A woman in Wales who tried to name her twins Cyanide and Preacher has had her choice overturned by courts in the first case of its kind.

The mother in Powys, who has been diagnosed with mental health problems, told the Court of Appeal that Cyanide was a “lovely, pretty name” for her little girl, which can be positively associated with the deaths of Hitler and Goebbels.

She defended her choice of Cyanide, and Preacher for her son, arguing that it was her human right as a mother to name her children.


A judge prevented the woman from formally registering the children’s names in June last year. She contested the decision, but three Appeal Court judges upheld the injunction on the grounds that the “unusual” choices might harm the kids.

Instead, the names of both twins, who are currently in foster care, will be chosen by their elder half-siblings.

The court heard how their mother was plagued by mental illness, substance abuse and abusive relationships.

The twins, thought to have been “conceived as a result of rape,” had been taken into care along with their mother’s three other children.

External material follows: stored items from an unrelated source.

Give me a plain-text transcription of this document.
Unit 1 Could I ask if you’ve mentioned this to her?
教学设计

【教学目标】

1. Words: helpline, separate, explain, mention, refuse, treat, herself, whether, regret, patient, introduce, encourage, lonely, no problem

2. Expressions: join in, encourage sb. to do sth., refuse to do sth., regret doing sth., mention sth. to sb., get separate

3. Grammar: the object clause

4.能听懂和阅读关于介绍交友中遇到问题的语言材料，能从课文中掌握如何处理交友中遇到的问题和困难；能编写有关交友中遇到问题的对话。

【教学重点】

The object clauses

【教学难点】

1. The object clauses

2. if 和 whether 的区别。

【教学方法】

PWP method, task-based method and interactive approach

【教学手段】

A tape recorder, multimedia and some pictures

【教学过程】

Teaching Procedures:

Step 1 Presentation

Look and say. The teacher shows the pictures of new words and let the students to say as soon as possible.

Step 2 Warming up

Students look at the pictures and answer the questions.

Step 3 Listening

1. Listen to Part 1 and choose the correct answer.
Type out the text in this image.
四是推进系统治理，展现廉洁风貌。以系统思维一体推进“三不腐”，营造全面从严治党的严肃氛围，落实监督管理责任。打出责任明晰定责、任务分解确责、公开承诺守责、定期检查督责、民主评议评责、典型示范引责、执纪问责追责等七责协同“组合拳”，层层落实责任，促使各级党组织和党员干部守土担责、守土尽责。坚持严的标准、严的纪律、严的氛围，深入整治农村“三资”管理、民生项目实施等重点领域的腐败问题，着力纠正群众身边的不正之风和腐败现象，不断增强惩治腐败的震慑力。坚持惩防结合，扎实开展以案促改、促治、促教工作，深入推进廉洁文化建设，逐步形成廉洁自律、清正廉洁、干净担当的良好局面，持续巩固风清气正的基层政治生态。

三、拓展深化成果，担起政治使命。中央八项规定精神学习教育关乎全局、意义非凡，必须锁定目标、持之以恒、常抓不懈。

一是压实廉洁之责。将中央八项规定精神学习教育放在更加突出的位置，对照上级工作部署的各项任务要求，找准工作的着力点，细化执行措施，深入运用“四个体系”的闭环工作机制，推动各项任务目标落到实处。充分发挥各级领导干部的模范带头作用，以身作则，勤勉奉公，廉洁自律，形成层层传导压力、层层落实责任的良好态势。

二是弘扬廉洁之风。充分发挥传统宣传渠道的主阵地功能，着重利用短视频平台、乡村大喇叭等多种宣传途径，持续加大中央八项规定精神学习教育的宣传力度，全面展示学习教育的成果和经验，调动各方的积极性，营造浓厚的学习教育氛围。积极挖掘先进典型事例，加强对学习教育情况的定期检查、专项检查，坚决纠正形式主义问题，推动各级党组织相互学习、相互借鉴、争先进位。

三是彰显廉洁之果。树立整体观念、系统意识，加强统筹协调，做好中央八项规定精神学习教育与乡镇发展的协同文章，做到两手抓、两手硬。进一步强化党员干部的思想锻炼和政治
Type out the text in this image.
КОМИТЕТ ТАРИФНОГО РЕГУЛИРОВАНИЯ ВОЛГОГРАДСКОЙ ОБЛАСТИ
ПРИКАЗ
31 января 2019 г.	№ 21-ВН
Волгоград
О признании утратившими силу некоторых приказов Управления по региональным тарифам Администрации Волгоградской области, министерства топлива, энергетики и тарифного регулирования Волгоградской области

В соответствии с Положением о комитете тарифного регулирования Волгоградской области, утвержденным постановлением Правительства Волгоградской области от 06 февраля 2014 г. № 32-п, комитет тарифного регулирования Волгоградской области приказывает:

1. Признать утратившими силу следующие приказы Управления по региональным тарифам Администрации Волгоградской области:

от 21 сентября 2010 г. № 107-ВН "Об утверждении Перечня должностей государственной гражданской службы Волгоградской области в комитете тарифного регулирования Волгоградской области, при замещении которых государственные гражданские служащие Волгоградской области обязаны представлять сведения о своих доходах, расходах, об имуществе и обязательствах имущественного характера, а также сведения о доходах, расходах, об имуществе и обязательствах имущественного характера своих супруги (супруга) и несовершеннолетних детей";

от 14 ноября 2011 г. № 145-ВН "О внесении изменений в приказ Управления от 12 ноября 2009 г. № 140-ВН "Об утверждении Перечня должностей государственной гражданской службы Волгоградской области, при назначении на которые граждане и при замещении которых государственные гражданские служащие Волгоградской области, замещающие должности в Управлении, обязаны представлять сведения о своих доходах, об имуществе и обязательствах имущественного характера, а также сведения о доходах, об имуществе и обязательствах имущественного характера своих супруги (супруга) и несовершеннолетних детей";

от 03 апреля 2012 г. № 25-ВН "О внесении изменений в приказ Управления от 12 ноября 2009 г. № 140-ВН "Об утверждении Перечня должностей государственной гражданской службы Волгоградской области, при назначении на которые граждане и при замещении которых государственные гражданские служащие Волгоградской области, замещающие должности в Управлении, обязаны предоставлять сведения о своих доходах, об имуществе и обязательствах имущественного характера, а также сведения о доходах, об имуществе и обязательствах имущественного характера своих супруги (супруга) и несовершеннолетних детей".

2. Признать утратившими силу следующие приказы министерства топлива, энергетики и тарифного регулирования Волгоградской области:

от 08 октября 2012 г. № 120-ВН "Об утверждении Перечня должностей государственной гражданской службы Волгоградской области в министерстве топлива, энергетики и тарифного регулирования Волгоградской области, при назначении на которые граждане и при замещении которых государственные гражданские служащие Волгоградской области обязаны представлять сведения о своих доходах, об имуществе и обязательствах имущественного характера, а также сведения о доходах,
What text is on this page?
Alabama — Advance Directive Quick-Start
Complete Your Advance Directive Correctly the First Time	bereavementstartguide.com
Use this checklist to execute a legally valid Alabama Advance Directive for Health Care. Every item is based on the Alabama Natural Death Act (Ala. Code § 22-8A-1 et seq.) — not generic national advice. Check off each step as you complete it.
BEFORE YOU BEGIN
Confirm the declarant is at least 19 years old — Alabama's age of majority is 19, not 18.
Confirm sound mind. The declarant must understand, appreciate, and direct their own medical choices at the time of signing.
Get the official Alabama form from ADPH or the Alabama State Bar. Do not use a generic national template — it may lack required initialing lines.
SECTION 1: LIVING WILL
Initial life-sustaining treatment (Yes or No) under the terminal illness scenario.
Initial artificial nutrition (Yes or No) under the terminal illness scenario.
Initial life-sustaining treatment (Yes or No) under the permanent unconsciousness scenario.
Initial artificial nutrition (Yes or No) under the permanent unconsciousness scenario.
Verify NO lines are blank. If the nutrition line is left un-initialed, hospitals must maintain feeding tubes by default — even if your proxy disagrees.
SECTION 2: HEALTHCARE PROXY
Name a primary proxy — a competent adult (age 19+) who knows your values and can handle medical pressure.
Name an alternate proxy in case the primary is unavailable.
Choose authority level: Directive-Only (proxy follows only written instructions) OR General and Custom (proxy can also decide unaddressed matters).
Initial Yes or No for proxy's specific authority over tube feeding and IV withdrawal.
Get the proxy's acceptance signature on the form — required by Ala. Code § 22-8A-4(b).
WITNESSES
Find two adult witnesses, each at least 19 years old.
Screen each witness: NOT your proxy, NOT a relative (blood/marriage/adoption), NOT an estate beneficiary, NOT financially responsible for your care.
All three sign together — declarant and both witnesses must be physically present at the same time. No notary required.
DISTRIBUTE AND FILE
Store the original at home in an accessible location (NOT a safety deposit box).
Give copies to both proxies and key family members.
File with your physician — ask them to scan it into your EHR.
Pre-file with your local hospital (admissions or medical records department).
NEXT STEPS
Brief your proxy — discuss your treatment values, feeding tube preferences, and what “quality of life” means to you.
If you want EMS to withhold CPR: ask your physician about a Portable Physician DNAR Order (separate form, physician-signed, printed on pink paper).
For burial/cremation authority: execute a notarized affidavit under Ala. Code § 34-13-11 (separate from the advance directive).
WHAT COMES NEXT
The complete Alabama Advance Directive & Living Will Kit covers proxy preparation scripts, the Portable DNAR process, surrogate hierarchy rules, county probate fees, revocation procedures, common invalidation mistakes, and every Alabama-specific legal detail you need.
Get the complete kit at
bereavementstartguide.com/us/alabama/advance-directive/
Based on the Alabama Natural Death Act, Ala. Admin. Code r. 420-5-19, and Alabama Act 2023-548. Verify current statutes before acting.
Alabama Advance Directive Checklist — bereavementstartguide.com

When Powys County Council social workers discovered her choice of names for the two tots, they referred the case to a family court.

In the subsequent appeal, lawyers representing the mother argued that the injunction violated her right to respect for family life.

The mother told the court that Cyanide is a name related to flowers and plants, and was “responsible for killing Hitler and Goebbels and I consider that this was a good thing.”

She described Preacher as a “rather cool name” with a “strong spiritual” message, which would “stand my son well for the future.”

But Lady Justice King, Lady Justice Gloster and Lord Justice David Richards ruled that, “even allowing for changes in taste, fashion and developing individual perception,” the choice of Cyanide was unacceptable.

Although they found that Preacher was not as damaging as Cyanide, the judges ruled that it was in the interest of the children that both names be changed.

The case is the first of its kind in the UK, and Lady Justice King confirmed that courts will only prevent name choices “in the most extreme cases.”